1. Learn more about domestic violence and abuse
2. Try to get in touch with a DV counselor and discuss what's going on
3. Find a good divorce lawyer and have a confidential discussion about what's going on

None of those steps would require you to make a commitment to taking any particular action. It's ok to just talk about those things.

If you did decide that you wanted to take action, a lawyer might be able to advise you about gathering evidence of abuse.

If you've got some evidence to back you, and your kids would also back up your version of what's going on, you may simply be able to leave for Colorado with your kids (I don't know the details of the law, so a lawyer would have to advise you on that part).

A lawyer could present her with an out-of-court settlement. For example, you get to leave with the kids, and there is some form of mutually acceptable financial arrangement. You wouldn't even have to be legally divorced in order to live apart.

If she agrees to the settlement, you could agree to try to prevent it from being an election issue. Maybe she could have some form of supervised visitation with the kids.

I don't know if it would all work out as well as I imagine it would, but that's at least a plausible outcome.

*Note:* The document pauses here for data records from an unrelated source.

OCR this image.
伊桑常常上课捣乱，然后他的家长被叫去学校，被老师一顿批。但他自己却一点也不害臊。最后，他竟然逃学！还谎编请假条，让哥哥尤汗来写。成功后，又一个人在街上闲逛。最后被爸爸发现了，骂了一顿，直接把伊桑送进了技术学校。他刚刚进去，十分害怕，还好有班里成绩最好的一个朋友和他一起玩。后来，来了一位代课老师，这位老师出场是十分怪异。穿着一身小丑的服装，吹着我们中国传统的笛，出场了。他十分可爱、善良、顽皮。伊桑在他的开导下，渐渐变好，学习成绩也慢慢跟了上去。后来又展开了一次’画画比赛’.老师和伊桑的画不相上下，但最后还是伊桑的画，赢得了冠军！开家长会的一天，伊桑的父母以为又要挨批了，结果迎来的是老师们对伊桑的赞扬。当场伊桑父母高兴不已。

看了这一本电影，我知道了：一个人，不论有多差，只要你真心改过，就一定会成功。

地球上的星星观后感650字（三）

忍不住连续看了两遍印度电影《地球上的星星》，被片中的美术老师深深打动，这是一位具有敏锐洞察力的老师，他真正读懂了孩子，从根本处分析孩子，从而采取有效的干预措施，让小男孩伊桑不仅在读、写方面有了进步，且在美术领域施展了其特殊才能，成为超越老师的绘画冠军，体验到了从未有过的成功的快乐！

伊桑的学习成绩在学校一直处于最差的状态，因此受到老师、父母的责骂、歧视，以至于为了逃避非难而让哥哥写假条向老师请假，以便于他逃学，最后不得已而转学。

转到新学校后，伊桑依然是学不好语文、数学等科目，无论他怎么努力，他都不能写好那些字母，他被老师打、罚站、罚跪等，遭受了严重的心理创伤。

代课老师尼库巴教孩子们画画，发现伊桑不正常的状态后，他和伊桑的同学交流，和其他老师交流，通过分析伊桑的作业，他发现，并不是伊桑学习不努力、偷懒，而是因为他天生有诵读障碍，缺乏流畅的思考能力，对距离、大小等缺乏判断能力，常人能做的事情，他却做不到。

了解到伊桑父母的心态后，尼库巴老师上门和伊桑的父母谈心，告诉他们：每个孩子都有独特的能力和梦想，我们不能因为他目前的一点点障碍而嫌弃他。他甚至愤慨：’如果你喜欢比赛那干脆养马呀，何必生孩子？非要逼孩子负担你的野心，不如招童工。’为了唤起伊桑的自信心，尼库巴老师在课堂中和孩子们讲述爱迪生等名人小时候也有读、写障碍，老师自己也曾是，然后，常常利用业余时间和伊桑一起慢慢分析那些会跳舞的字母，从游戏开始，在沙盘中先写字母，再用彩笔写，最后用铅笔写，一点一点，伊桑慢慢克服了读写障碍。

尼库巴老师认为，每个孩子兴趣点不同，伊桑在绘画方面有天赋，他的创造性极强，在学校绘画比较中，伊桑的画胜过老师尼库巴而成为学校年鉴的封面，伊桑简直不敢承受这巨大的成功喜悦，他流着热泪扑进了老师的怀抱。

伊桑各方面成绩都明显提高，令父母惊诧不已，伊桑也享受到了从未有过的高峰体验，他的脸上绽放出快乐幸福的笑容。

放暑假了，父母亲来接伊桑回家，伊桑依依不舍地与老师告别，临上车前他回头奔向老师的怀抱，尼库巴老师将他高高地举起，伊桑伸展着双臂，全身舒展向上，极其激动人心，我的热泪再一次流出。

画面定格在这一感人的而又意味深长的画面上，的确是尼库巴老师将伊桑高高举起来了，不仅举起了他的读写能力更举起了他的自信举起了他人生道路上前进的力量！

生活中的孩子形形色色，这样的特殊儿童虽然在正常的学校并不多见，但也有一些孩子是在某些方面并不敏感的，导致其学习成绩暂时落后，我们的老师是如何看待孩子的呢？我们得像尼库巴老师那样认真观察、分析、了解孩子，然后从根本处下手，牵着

Someone who understands obsessive-compulsive disorder might be able to help give some advice about how to handle things.
 
#8
My head hurts so bad, I'm so down. I wanted to simply log into work reimbursements for health and my spouse started to help and within 15 min it was a screaming fight. It always is. I don't want to keep this up anymore. I hate how we live, I hate therapy, I hate trying to look in the bright side of things and reframe positive when it's all so horrible.
I hear you, I hear you, I hear you. Those close to us can sometimes love us so much but still get under our skin and know how to fight with us without even trying. I am sorry that you feel this way. It is very hard. It isn't necessarily a permanent thing. It will look different in three days. I wont pretend to know the intricacies of your relationship and life, but you made such a good choice coming here to vent.
Im thinking of you and hoping you feel safe and clear now that you've let some of it out.
It can be okay, mate.
 

Jsinjin

SF Supporter
#9
I'm ok. The whole family had covid but I managed to get a secondary pneumonia. Some antibiotics and a shot helped get me on the right trajectory. My spouse is still nuts and has followed the covid 6 foot distance rule to stupidity even thoughshe tested positive herself. She had been handing me water bottles through the door with a trash grabber thing. Rules are everything to her.